When designing a healthcare application most developers would love a succinct list of features included a HIPAA-compliant application. A plethora of web sites is returned when searching for HIPAA requirements. Most of the listed sites target healthcare providers and health insurance claim processors. A person can spend hours combing through federal registers (CFR) and pages of documents on government web sites to find information specific to the software developer.
This article attempts to provide a little background on HIPAA and save time with a list of helpful resources to get started.
The healthcare market
According to Allied Market Research, “The U.S. healthcare IT market was valued at $97 million in 2020, and is projected to reach $344 Million by 2030.”
The Health Information Systems industry contains large and powerful players but there is room for smaller development shops as well. Development shops that embrace the ominous HIPAA rules have an opportunity to share in this market by developing healthcare projects passed over by the bigger shops.
HIPAA background
HIPAA rules are designed to protect the privacy of medical records in order to protect health information; the goal is to discourage discrimination based on medical history.
Since 2014, the Office of Civil Rights has the authority to audit healthcare organizations and to levy fines on organizations that do not comply with HIPAA rules. The office sports a reporting mechanism whereby individuals can report security breaches. These reports may trigger audits to the organization where the incident occurred.
Why should I care?
As a product owner why should I care about HIPAA? Do the regulations apply to entities that are not healthcare providers or claims processors? There are two reasons to care:
1. Your responsibility to protect patient data
HIPAA rules state that all sub-contractors of a health care organization sign a Business Associate Agreement (BAA). The BAA places liability on the sub-contractor to protect and secure all patient data that the sub-contractor may encounter while executing on contracted activities. If you are developing, hosting, maintaining or supporting a health care application then you are liable for any breaches of protected health information (PHI) that concern your product, database or server.
As a sub-contractor you are required to perform a security risk audit on your company and healthcare product. You are required to create and maintain documentation on who is responsible for HIPAA compliance, how employees are screened before hiring, how information is secured, escalation procedures should a breach occur, how physical devices are secured, maintained and discarded, your termination procedures and so on.

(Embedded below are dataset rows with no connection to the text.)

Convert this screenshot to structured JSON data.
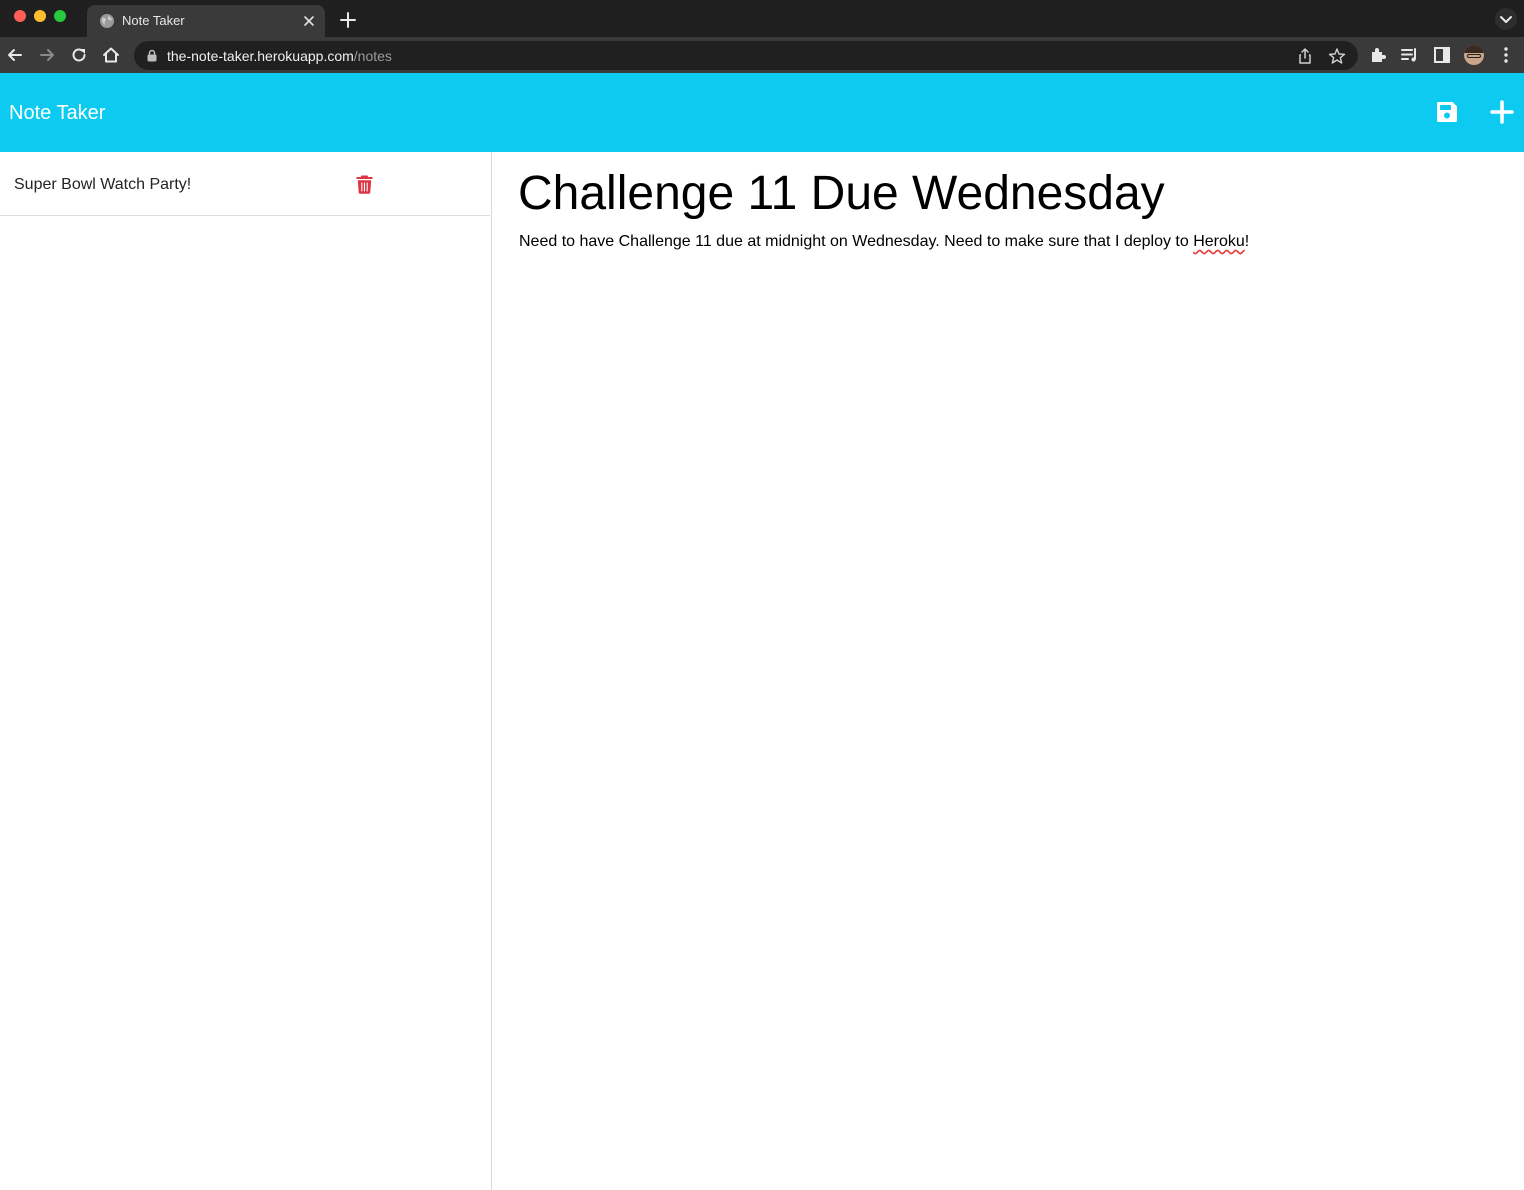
{
  "browser": {
    "tab": {
      "title": "Note Taker"
    },
    "url": {
      "host": "the-note-taker.herokuapp.com",
      "path": "/notes"
    },
    "icons": [
      "back-icon",
      "forward-icon",
      "reload-icon",
      "home-icon",
      "lock-icon",
      "share-icon",
      "star-icon",
      "extensions-icon",
      "reading-list-icon",
      "side-panel-icon",
      "avatar",
      "more-icon"
    ]
  },
  "app": {
    "brand": "Note Taker",
    "accent": "#0dcaf0",
    "delete_color": "#dc3545",
    "notes": [
      {
        "title": "Super Bowl Watch Party!"
      }
    ],
    "active_note": {
      "title": "Challenge 11 Due Wednesday",
      "text_before": "Need to have Challenge 11 due at midnight on Wednesday. Need to make sure that I deploy to ",
      "text_misspelled": "Heroku",
      "text_after": "!"
    }
  }
}
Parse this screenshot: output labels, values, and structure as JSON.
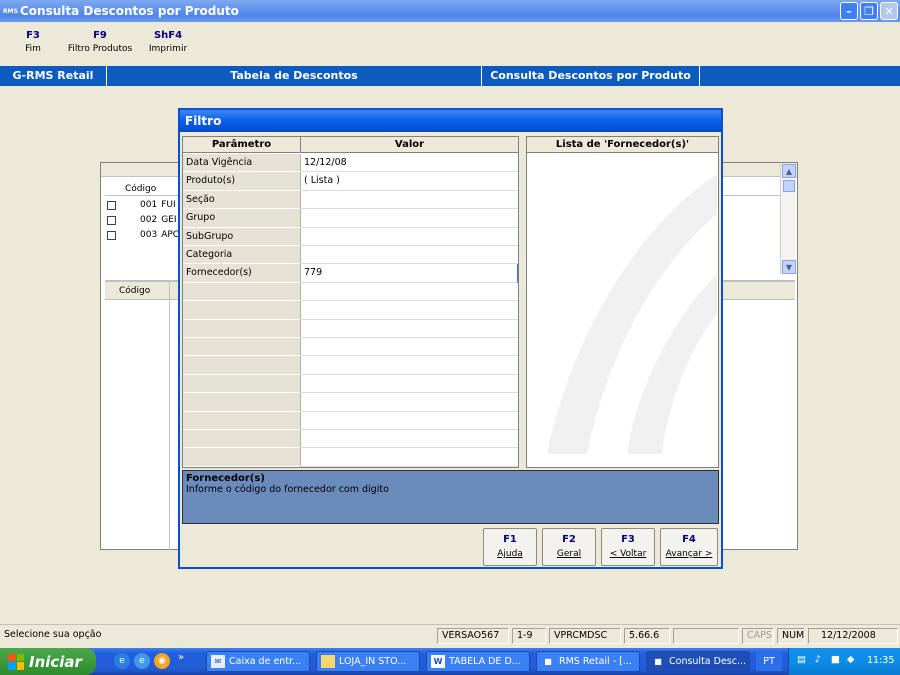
{
  "window": {
    "title": "Consulta Descontos por Produto",
    "icon": "RMS"
  },
  "fkeys": [
    {
      "key": "F3",
      "label": "Fim"
    },
    {
      "key": "F9",
      "label": "Filtro Produtos"
    },
    {
      "key": "ShF4",
      "label": "Imprimir"
    }
  ],
  "header": {
    "left": "G-RMS Retail",
    "middle": "Tabela de Descontos",
    "right": "Consulta Descontos por Produto"
  },
  "background": {
    "code_header": "Código",
    "rows": [
      {
        "code": "001",
        "name": "FUI"
      },
      {
        "code": "002",
        "name": "GEI"
      },
      {
        "code": "003",
        "name": "APC"
      }
    ],
    "lower_code_header": "Código"
  },
  "dialog": {
    "title": "Filtro",
    "param_header": "Parâmetro",
    "value_header": "Valor",
    "list_header": "Lista de 'Fornecedor(s)'",
    "params": [
      {
        "name": "Data Vigência",
        "value": "12/12/08"
      },
      {
        "name": "Produto(s)",
        "value": "( Lista )"
      },
      {
        "name": "Seção",
        "value": ""
      },
      {
        "name": "Grupo",
        "value": ""
      },
      {
        "name": "SubGrupo",
        "value": ""
      },
      {
        "name": "Categoria",
        "value": ""
      },
      {
        "name": "Fornecedor(s)",
        "value": "779"
      }
    ],
    "hint_title": "Fornecedor(s)",
    "hint_text": "Informe o código do fornecedor com dígito",
    "buttons": [
      {
        "key": "F1",
        "label": "Ajuda"
      },
      {
        "key": "F2",
        "label": "Geral"
      },
      {
        "key": "F3",
        "label": "< Voltar"
      },
      {
        "key": "F4",
        "label": "Avançar >"
      }
    ]
  },
  "statusbar": {
    "message": "Selecione sua opção",
    "version": "VERSAO567",
    "page": "1-9",
    "program": "VPRCMDSC",
    "build": "5.66.6",
    "caps": "CAPS",
    "num": "NUM",
    "date": "12/12/2008"
  },
  "taskbar": {
    "start": "Iniciar",
    "tasks": [
      "Caixa de entr...",
      "LOJA_IN STO...",
      "TABELA DE D...",
      "RMS Retail - [...",
      "Consulta Desc..."
    ],
    "lang": "PT",
    "clock": "11:35"
  }
}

2. Your responsibility to create secure health care applications
With the proliferation of cloud applications and mobile devices, security for healthcare applications has become more complex. Gone are the days where a dedicated mainframe, housed in the healthcare facility, with dedicated terminals, ran a health information system. Today, many healthcare applications are hosted on cloud servers and can be accessed by desktop, laptop, tablet and phone devices. This presents a variety of entry points for an intentional hacker.
The basics of HIPAA for software developers
HIPAA security requirements safeguard three areas: administrative, physical and access control. Here is a brief breakdown of each area:
Administrative safeguards involve
- Application access authorization
- Application log in monitoring
- Application password management
- Data backup
- Disaster recovery
- Emergency mode operations
Physical safeguards
- Facility security
- Data backup and storage
- Device security
Access control
- Unique user identification
- Automatic log off
- Encryption / Decryption
- Limit data access to a ‘need to know’ policy
Government agencies involved with HIPAA / HITECH
Several agencies oversee or contribute to HIPAA compliance. Each has a role to play:
Centers for Medicare and Medicaid Services: Oversees HIPAA and houses the regulations and guidance information for HIPAA.
Office for Civil Rights: The CMS has delegated authority to OCR to enforce HIPAA rules and oversee health information privacy in the Office for Civil Rights under the Department of Health and Human Services.
National Institute of Standards and Technology: Creates documents to show how to implement HIPAA and perform security audits.
Valuable HIPAA resources
While there are many fine organizations to help you organize around HIPAA, it is helpful to go to the source or credible trade organizations. Here is a list of useful links and resources:
Summary of the HIPAA Security Rule: shows the key elements of the Security Rule including the safeguards that must be in place. www.hhs.gov/ocr/privacy/hipaa/understanding/srsummary.html
Health Information Technology: Collection, User and Disclosure Limitation Principle and FAQ’s: shows when PHI can be shared without a BAA. http:/hhs.gov/ocr/privacy/understanding/special/healthit/index.html
National Institutes of Health Privacy Rule and Research: Specifies which PHI data are protected. http://privacyruleandresearch.nih.gov/pr_08.asp
National Institute of Standards and Technology NIST 800-30 Guide for Conducting Risk Assessments: How to create a risk assessment to meet the conditions of your BAA. http://csrc.nist.gov/publications/nistpubs/800-30/sp800-30.pdf
With government incentives and penalties in place, healthcare organizations are incentivized to implement IT solutions that keep populations healthy while at the same time protect their patients’ health information. A development shop will do well by educating itself on HIPAA rules and securing Health Information System customers.